By Dan Balz and Keith B. Richburg
Washington Post Staff Writers
Friday, June 27, 2008

With yesterday's decision, the Supreme Court pushed the gun issue back to the forefront of the nation's agenda, opening a new chapter in what has been one of the most contentious and divisive debates in American politics for the past four decades.

Advocacy groups braced for new skirmishes, both in courts and in legislatures. Gun rights advocates, hailing what they called a historic milestone, immediately targeted other jurisdictions with laws similar to those in the District of Columbia, whose handgun ban was struck down yesterday. Defenders of gun control took heart from language in the ruling acknowledging the constitutionality of some reasonable restrictions, but they warned of a new assault on those restrictions.

Sens. Barack Obama (D-Ill.) and John McCain (R-Ariz.) endorsed the essential finding in the court's decision in District of Columbia v. Heller. But the gap between their past positions on gun control sparked the resurgence of a cultural debate between the presidential candidates that is likely to continue until November.

The historical significance of yesterday's ruling was more obvious than what the practical impact may be, given that it was the first time the high court declared that the Second Amendment guarantees an individual right to gun ownership.

The debate "has been huge for a long time, and the court has ducked it," said Nicholas Johnson, a professor of law at Fordham University. "So historically it's important because the gun issue divides us so substantially and because we've finally gotten some resolution, but also because we've gone so long without a resolution."

Historian Alan Brinkley of Columbia University said that while the court struck a balance between rights and restrictions, "the movement has been toward greater and greater regulation of guns, and this is a step back -- maybe not a big step back, but certainly a symbolic one. It raises the question of how many more steps back the court might take."

Sen. Dianne Feinstein (D-Calif.), who became mayor of San Francisco in 1978 after the previous mayor, George Moscone, was shot and killed in City Hall, said the decision will "open the doors to litigation against every gun safety law that states have passed -- assault weapons bans, trigger locks and all the rest of it."

Mayor Richard M. Daley (D) of Chicago, whose strict gun-control law now faces a challenge, said the ruling was "a very frightening decision" and asked, "Does this lead to everyone having a gun in our society?"

New York Mayor Michael R. Bloomberg (I), who has put together Mayors Against Illegal Guns, a 320-member coalition, reacted more cautiously. He noted that efforts to fight illegal guns have "nothing to do" with Second Amendment rights.

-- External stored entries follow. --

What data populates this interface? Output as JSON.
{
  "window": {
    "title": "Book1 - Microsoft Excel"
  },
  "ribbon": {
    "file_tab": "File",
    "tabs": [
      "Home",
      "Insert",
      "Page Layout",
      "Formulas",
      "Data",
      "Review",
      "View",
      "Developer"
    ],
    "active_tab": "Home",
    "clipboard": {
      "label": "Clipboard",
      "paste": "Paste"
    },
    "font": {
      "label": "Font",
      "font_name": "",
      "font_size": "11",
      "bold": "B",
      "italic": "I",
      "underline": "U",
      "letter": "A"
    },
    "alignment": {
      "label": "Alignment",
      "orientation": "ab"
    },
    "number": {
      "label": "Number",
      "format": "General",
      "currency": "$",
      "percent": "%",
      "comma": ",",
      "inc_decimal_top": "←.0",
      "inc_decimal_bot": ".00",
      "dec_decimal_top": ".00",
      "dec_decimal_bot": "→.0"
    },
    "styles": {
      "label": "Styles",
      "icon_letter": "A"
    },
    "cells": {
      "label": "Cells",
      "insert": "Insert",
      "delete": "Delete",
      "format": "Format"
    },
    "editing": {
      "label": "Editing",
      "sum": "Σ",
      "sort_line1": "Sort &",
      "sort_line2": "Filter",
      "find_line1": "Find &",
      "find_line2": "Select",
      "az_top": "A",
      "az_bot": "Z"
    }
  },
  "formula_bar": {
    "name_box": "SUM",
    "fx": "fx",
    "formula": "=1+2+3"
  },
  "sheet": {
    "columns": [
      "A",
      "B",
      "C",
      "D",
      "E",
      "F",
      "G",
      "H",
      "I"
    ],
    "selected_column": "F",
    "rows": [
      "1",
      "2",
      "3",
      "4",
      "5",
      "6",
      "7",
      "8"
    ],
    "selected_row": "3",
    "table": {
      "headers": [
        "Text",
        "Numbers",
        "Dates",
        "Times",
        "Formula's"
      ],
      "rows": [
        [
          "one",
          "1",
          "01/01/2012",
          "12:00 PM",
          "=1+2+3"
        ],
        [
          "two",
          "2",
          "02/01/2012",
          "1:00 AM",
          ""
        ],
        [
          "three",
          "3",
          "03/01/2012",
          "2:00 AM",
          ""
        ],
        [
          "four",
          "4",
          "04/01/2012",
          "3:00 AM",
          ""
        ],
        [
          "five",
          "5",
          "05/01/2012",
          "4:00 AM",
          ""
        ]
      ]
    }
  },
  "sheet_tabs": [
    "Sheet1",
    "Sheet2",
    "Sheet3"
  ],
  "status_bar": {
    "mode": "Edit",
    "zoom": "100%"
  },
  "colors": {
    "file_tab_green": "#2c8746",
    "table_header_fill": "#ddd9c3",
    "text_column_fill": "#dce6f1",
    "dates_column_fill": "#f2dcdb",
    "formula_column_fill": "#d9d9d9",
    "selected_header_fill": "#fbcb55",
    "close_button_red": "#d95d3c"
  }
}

"Today's decision by the Supreme Court upholding those rights will benefit our coalition by finally putting to rest the ideological debates that have for too long obscured an obvious fact: Criminals, who have no right to purchase or possess guns, nevertheless have easy access to them," he said.

Chris W. Cox, chief lobbyist for the National Rifle Association, called the ruling a "monumental decision" that will prompt more challenges and more debate. "This has put politicians on notice that this is a fundamental right," he said. "It can't be rationed. It can't be unduly restricted on the whims of local officials."

Guns are embedded in American culture as in no other developed nation in the world. From the Revolution to the frontier of the Wild West to the traditions of rural and small-town life, guns have occupied a central role in U.S. history and national mythology.